CCPR: Is there any other interesting research you’ve come across? Dr. Wieder: Neuroscientists studying infant siblings of children with autism using MRIs, EEGs, and habituation measures of social attention identify autism before symptoms appear (eg, a study at 6, 12, 18 months offered siblings parent-mediated intervention). Promoting first relationships, between 9 and 11 months, found increased responsivity to social communication cues and contingent responding. The pattern of responses appeared closer to the normative response of 2 control, low-risk groups, suggesting parent-mediated intervention has the potential to impact brain systems underpinning social attention (Jones EJH et al, Autism Res 2017;10(5):961–972).
CCPR: Getting back to intervention, and since the approach relies on parents, how much time do they put in? And is this stressful for families? Dr. Wieder: Parents of a child with autism or any other significant disorder experience stress and worry about their child’s outcomes. But DIR research and PACT parent reports tell us parents feel less stressed when they learn to be more effective and engaged with their children. Our intervention involves coaching, playing together, reflection, advocacy, and guiding other interventions. PACT uses video playback. Typically, parents (and other caregivers) offer “floor time” (the playtime of DIR) multiple times a day for 20- to 40-minute uninterrupted sessions, and they emphasize communication and problem-solving interactions throughout daily routines. We also stress lots of movement, play dates, and of course therapies and school. Floor time is both a method for interaction and a philosophy of engaging and relating to promote development. It gets integrated into family life.
CCPR: So, what types of questions should we be asking parents as part of the intervention? Dr. Wieder: We respond to the concerns parents convey. For example, a dismayed parent unable to engage a child needs to talk about this and will become more open to coaching (eg, are you positioned in front of the child at eye level, talking too fast or too much, changing topics or toys too often, or not following the child’s interests?). A parent exasperated by avoidance or oppositional behavior may feel inadequate or be hanging on to hope. Perhaps the parent is confused, and we consider what the child’s behavior means, as well as what to do. We encourage mentalization and guide insight. For example, “How do you prepare for transitions or changes? What makes setting limits difficult?” Our job as clinicians is to strengthen sensitivity and the feeling of competence.

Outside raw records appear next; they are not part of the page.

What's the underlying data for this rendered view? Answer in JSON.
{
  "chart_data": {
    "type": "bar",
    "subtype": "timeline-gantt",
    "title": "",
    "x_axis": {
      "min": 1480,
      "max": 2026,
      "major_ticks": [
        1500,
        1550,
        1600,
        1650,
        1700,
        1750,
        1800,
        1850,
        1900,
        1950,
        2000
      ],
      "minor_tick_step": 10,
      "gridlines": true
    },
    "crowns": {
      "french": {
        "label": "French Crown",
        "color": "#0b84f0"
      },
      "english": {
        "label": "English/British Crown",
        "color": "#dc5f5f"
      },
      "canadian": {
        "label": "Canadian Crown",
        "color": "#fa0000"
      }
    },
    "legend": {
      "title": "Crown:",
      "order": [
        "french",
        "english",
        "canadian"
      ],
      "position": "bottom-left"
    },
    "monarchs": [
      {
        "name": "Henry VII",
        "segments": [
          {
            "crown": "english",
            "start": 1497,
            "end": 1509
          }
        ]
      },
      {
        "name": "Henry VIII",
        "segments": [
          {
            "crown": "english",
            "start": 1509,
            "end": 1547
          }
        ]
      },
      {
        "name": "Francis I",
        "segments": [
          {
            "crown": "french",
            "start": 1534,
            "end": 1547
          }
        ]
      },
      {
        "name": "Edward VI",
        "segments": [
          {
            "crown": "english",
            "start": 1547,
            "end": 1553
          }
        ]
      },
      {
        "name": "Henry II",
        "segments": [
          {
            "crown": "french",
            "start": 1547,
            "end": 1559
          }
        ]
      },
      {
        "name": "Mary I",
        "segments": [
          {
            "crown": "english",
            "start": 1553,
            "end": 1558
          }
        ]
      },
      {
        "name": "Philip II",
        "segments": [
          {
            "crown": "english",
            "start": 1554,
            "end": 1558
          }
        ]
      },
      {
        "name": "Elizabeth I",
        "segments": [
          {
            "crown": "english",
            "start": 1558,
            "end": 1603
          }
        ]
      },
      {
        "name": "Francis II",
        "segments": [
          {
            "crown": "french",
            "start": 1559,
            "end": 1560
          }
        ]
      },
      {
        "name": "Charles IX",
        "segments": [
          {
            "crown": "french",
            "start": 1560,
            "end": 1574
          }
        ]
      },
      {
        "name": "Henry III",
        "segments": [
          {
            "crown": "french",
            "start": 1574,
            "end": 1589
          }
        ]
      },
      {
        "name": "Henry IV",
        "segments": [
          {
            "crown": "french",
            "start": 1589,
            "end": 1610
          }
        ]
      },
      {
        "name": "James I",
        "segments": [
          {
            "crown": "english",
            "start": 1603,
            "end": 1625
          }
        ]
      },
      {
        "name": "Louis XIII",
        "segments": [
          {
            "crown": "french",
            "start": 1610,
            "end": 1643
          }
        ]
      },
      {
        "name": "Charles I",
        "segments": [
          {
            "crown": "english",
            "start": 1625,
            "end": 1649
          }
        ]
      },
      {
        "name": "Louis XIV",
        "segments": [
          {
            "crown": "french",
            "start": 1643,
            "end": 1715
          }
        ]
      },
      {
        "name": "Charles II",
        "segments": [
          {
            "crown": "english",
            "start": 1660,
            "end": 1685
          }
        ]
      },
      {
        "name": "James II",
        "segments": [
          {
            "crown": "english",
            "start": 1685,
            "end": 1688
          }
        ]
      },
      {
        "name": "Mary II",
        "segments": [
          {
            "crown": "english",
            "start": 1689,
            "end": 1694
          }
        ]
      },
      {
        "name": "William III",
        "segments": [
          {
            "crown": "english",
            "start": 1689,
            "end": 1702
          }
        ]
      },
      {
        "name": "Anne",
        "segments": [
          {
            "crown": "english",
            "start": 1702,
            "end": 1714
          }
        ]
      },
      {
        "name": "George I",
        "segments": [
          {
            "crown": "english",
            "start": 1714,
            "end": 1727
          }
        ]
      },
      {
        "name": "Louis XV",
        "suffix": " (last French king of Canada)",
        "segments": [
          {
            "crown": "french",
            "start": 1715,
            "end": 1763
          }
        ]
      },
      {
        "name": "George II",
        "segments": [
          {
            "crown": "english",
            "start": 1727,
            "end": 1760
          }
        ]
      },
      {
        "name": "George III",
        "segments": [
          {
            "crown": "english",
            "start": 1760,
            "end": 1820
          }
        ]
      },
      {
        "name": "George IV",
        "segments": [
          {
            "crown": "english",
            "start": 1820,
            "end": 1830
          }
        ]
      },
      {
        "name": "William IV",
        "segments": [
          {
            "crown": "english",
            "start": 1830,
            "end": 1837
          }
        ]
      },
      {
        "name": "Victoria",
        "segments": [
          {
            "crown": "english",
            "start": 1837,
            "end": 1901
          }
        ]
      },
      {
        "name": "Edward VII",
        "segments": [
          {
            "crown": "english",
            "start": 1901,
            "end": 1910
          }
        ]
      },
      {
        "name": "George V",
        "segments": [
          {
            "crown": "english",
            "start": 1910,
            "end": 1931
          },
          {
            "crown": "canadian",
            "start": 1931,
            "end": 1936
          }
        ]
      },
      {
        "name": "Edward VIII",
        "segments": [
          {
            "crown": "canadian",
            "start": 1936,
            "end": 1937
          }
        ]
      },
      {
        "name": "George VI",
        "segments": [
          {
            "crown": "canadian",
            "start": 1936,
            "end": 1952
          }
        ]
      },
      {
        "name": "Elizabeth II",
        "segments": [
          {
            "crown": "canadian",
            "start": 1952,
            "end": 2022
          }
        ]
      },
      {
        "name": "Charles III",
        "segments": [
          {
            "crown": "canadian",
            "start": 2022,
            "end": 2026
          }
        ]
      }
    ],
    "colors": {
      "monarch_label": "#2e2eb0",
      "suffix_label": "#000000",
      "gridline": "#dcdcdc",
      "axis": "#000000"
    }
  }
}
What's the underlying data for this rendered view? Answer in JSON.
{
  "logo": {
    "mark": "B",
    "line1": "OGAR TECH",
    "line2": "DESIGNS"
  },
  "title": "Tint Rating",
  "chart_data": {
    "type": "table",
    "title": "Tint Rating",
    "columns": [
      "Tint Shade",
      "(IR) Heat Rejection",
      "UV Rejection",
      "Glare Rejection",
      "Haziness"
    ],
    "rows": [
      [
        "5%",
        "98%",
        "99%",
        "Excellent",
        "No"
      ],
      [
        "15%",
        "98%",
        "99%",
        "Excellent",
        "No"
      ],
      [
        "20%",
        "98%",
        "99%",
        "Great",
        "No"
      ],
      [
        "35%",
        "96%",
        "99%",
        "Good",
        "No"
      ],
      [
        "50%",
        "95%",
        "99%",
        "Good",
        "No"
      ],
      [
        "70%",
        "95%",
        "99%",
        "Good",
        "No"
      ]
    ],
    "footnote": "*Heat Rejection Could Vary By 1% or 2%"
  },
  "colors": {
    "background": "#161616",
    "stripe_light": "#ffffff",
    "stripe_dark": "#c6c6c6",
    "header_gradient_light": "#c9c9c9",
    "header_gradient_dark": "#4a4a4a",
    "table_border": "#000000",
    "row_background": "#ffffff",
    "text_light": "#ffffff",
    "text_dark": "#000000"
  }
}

CCPR: It seems like a big shift, having parents so involved. Dr. Wieder: I’m not sure it is. Parents raise their children and can carry over interventions daily. Some parents still wait outside the therapy room. We use in-session, in-the-moment interactions with parents to attend to feelings, engagement, or distress. We practice co-regulation and help the dyad calm and reconnect, while seizing moments of excitement and pleasure. We ask parents what they would like to experience and share their efforts. Following a child’s interests, expanding and deepening the “plot,” or overcoming hurdles is not always automatic. We might coach or model and alert the parent to anxiety or confusion, guiding at-home follow-up. With parents in the room, we are partners identifying challenges, highlighting strengths and progress, and providing strategies for home.